2. Avverso detto provvedimento ha interposto ricorso per cassazione il Procuratore Generale della Repubblica presso la Corte di appello di Brescia, il quale ha lamentato violazione della legge penale in riferimento al disposto degli artt. 164- 168 cod. pen. per non avere la Corte di appello accolto la richiesta di revoca della sospensione condizionale della pena, accordato alla RI con le sentenze del Tribunale di Bergamo del 26/9/2013, della Corte di appello di Brescia dell'11/10/2013 e del Tribunale di Bergamo del 29/5/2014, in quanto l'imputata prima di tali pronunce di condanna aveva già usufruito dello stesso beneficio per due volte;
inoltre, l'istanza di revoca aveva ad oggetto anche la sospensione condizionale accordata con sentenza del Tribunale di Bergamo del 30/12/2010 perché l'imputata nel quinquennio dall'irrevocabilità della sentenza aveva commesso un delitto non colposo, ossia il furto giudicato con la sentenza di patteggiamento del 14/5/2013 del Tribunale di Bergamo. Ebbene, la Corte di appello ha ritenuto di non poter accogliere la richiesta, che avrebbe dovuto essere proposta al giudice dell'esecuzione, ma non si avveduta che quanto rappresentato costituisce motivo di revoca obbligatoria ai sensi del primo comma dell'art. 168 cod. pen. e si è posta in contrasto con quanto affermato dalle Sez. Unite della Suprema Corte n. 37345/2015, secondo la quale la revoca della sospensione condizionale della pena non può essere disposta se la relativa causa risultava già in sede di cognizione. Considerato in diritto Il ricorso è fondato e va dunque accolto.

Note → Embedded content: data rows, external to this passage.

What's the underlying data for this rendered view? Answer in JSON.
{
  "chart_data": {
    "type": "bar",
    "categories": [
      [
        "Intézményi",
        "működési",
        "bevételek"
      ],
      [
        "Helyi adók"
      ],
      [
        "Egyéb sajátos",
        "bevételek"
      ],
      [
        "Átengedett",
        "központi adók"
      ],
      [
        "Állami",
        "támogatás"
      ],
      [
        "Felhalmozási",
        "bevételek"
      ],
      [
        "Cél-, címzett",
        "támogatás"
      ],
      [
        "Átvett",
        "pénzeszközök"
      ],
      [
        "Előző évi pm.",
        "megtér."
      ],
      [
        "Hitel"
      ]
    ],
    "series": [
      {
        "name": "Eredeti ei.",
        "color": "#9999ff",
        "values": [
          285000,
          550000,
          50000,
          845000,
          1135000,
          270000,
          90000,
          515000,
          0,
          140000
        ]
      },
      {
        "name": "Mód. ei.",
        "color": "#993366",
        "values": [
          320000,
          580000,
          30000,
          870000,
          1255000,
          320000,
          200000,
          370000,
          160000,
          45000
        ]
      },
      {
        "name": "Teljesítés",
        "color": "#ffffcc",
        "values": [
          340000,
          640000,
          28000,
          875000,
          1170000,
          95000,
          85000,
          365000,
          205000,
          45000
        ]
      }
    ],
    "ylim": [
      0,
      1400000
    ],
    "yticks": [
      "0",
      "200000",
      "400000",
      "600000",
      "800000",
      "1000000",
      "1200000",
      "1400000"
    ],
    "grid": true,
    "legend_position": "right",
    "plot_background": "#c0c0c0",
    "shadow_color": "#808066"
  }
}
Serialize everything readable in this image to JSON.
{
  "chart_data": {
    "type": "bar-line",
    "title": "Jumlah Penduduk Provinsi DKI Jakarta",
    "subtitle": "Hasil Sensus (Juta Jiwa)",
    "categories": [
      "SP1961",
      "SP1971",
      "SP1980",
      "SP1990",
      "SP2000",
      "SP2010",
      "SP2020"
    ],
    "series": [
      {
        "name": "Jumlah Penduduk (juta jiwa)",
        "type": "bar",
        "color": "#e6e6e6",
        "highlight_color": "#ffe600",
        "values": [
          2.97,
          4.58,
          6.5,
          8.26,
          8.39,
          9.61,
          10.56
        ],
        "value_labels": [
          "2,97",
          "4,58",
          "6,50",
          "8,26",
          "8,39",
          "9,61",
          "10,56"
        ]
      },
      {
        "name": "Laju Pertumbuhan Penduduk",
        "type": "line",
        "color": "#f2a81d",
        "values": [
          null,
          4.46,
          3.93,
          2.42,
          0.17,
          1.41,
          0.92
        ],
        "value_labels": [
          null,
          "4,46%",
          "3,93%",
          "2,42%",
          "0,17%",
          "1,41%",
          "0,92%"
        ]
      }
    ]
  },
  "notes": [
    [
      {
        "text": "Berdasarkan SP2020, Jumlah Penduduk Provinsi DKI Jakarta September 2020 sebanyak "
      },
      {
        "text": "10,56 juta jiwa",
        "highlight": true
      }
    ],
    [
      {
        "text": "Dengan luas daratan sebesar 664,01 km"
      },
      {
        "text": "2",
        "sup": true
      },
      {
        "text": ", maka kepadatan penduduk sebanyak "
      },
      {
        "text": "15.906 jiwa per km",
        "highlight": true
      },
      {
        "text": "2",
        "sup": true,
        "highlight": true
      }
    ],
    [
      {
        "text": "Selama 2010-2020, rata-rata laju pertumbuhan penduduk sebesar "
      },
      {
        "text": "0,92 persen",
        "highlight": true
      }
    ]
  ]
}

1.Va premesso che nel presente caso è ravvisabile un interesse concreto ed attuale alla proposizione dell'impugnazione in esame in capo al Procuratore ricorrente, atteso che la mancata revoca della sospensione condizionale non è stata oggetto di censura per l'omesso esercizio da parte del giudice di appello del relativo potere ufficioso di intervento, quanto per il rigetto di esplicita richiesta rivoltagli dalla parte pubblica, giustificata sulla scorta di argomentazioni giuridiche, censurate come non corrette, rispetto alle quali l'accusa intende ottenere dal giudice di legittimità l'accertamento dell'errore commesso in punto di diritto dalla Corte di appello. Non è dunque applicabile al caso specifico il principio, espresso da Cass. sez. 4, n. 45316 del 12/11/2009, P.G. in proc. Lancianese, rv. 245665 e comunque ep r per nulla pacifico, perché contrastato da altre pronunce di segno contrario (Cass. Sez. 3, n. 10534 del 30/01/2008, Sciabica ed altro, rv. 239069), secondo il quale è inammissibile per carenza di interesse il ricorso per cassazione proposto dal Procuratore Generale che lamenti la mancata revoca della sospensione condizionale della pena da parte del giudice della cognizione, poiché, ai sensi dell'art. 674 cod. proc. pen., detta revoca può essere richiesta al giudice dell'esecuzione: tale affermazione è stata resa in un caso, diverso dal presente, in cui della revoca non era stato investito il giudice che aveva celebrato il primo grado di merito e la questione era stata sollevata per la prima volta col ricorso per cassazione senza tener conto che non vi era alcuna ragione per investirne la Corte Suprema quando tale potestà era esercitabile in sede esecutiva.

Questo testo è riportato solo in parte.